# 1940 Huffman big tank



## John (Mar 11, 2013)

Paint done


----------



## Freqman1 (Mar 11, 2013)

Sweet John! Can't wait to see the matching Twin Flex. V/r Shawn


----------



## cyclingday (Mar 11, 2013)

Absolutely fabulous!


----------



## markivpedalpusher (Mar 11, 2013)

Wow can't wait to see this on one of the Cyclone rides!


----------



## poolboy1 (Mar 11, 2013)

Very nice John!! The other one is from Kevin?


----------



## JAF/CO (Mar 11, 2013)

*looks great very nice*


----------



## John (Mar 11, 2013)

Hi Ethan,
The bike came from Horace Huffman.
Focus
Thanks for the comments, bike will be on the Cyclone ride soon.


----------



## supper15fiets (Mar 11, 2013)

really nice done,i like the before and afther picture to LOL!


----------



## Rear Facing Drop Out (Mar 11, 2013)

*Bad a$$*

Thats sweet! Very Well done! Loving the precise stripeing!


----------



## THEGOLDENGREEK (Mar 11, 2013)

Damn what an amazing paint job looks flawless!!! Nice job.


----------



## npence (Mar 11, 2013)

Looking great John been thinking of putting a two speed on mine also.


----------



## bricycle (Mar 11, 2013)

Wholy crap, is that beautiful...WOW!!!!!!!


----------



## OldRider (Mar 11, 2013)

Stunning paintjob!


----------



## wspeid (Mar 12, 2013)

That is beautiful!


----------



## fatbike (Mar 12, 2013)

Nice work, great colors! huffman big tank bikes have become popular around here. Sweet bike!


----------



## Boris (Mar 12, 2013)

My hat's been off to you so many times, I just quit wearing it!


----------



## Sped Man (Mar 17, 2013)

Unbelievable! I love it!


----------



## Zonkers8382 (Mar 21, 2013)

Very Nice John. What type of paint do you use? Auto or out of a can? Then wetsand? Any tips would be helpful. Thanks,
Jason


----------



## John (Apr 28, 2013)

*Off the stand*

Off the work stand


----------



## militarymonark (Apr 28, 2013)

that thing is amazing!


----------



## Gary Mc (Apr 28, 2013)

Absolutely gorgeous!!!!!!!!!!  Great restoration.


----------



## poolboy1 (Apr 28, 2013)

John said:


> Off the work stand
> View attachment 94004View attachment 94005




Who is doing the paint?... Very nice job!!!!


----------



## cyclingday (Apr 28, 2013)

PHENOMINAL!

Now all you need, is a juicy dead grandfather story to go with it. Maybe something like, you walked out to the barn to see how the milking of the cows was going, and how you found Grand Dad slumped over the bucket. When you rolled him over, you found a trap door under his corpse, so you opened it up to see what was down there.
As soon as you flicked your Bic, the dim light illuminated what would be the most beautiful bike you've ever seen. Of course it was all covered in cob webs and dust, so you gave it a good balsting with the hose, and Walla!
This is the bike that Grand Dad had kept hidden from the family all those years.


----------



## bikewhorder (Apr 28, 2013)

cyclingday said:


> PHENOMINAL!
> 
> Now all you need, is a juicy dead grandfather story to go with it. Maybe something like, you walked out to the barn to see how the milking of the cows was going, and how you found Grand Dad slumped over the bucket. When you rolled him over, you found a trap door under his corpse, so you opened it up to see what was down there.
> As soon as you flicked your Bic, the dim light illuminated what would be the most beautiful bike you've ever seen. Of course it was all covered in cob webs and dust, so you gave it a good balsting with the hose, and Walla!
> This is the bike that Grand Dad had kept hidden from the family all those years.
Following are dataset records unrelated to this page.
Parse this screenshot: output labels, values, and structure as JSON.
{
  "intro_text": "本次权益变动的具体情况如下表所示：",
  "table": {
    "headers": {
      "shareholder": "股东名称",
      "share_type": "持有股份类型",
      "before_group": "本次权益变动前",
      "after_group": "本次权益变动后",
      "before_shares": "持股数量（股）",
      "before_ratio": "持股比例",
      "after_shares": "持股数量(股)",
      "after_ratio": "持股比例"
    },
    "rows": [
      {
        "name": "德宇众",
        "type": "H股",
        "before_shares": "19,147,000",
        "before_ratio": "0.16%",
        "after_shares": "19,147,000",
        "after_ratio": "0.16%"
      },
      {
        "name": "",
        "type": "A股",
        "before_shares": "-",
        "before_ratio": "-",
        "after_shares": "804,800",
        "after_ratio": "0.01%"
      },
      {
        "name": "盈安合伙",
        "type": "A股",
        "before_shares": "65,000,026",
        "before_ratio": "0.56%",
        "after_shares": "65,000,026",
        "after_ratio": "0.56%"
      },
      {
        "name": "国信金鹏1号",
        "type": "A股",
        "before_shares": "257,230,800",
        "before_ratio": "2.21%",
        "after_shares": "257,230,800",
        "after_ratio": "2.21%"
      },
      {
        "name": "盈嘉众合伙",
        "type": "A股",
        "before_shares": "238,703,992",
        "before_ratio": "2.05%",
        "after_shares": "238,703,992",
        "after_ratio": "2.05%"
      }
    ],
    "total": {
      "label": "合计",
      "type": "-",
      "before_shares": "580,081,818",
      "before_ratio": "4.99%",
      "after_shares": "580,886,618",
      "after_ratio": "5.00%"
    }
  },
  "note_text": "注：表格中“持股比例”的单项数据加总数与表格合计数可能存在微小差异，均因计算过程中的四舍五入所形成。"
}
That story wouldn't really add any value to the bike I'm afraid, its kind of creepy and gross, why was he hiding it?


----------



## cyclingday (Apr 28, 2013)

Because he didn't want junior to scratch it.
Junior is an inquisitive kid. The kind that's been known to stick a paper clip into the light socket, just to see what would happen.


----------



## Freqman1 (Apr 28, 2013)

John said:


> Off the work stand
> View attachment 94004View attachment 94005




Looks great John! Is that a new set of Royal Chains on there? V/r Shawn


----------



## John (Apr 29, 2013)

poolboy1 said:


> Who is doing the paint?... Very nice job!!!!




Tim here in San Diego


----------



## John (Apr 29, 2013)

Freqman1 said:


> Looks great John! Is that a new set of Royal Chains on there? V/r Shawn




Just out of the wrapping


----------



## John (Apr 29, 2013)

cyclingday said:


> PHENOMINAL!
> 
> Now all you need, is a juicy dead grandfather story to go with it. Maybe something like, you walked out to the barn to see how the milking of the cows was going, and how you found Grand Dad slumped over the bucket. When you rolled him over, you found a trap door under his corpse, so you opened it up to see what was down there.
> As soon as you flicked your Bic, the dim light illuminated what would be the most beautiful bike you've ever seen. Of course it was all covered in cob webs and dust, so you gave it a good balsting with the hose, and Walla!
> This is the bike that Grand Dad had kept hidden from the family all those years.




Marty did I already tell you the story?


----------



## Rustafari (Apr 30, 2013)

That thing is beautiful! Nice choice of colors.


----------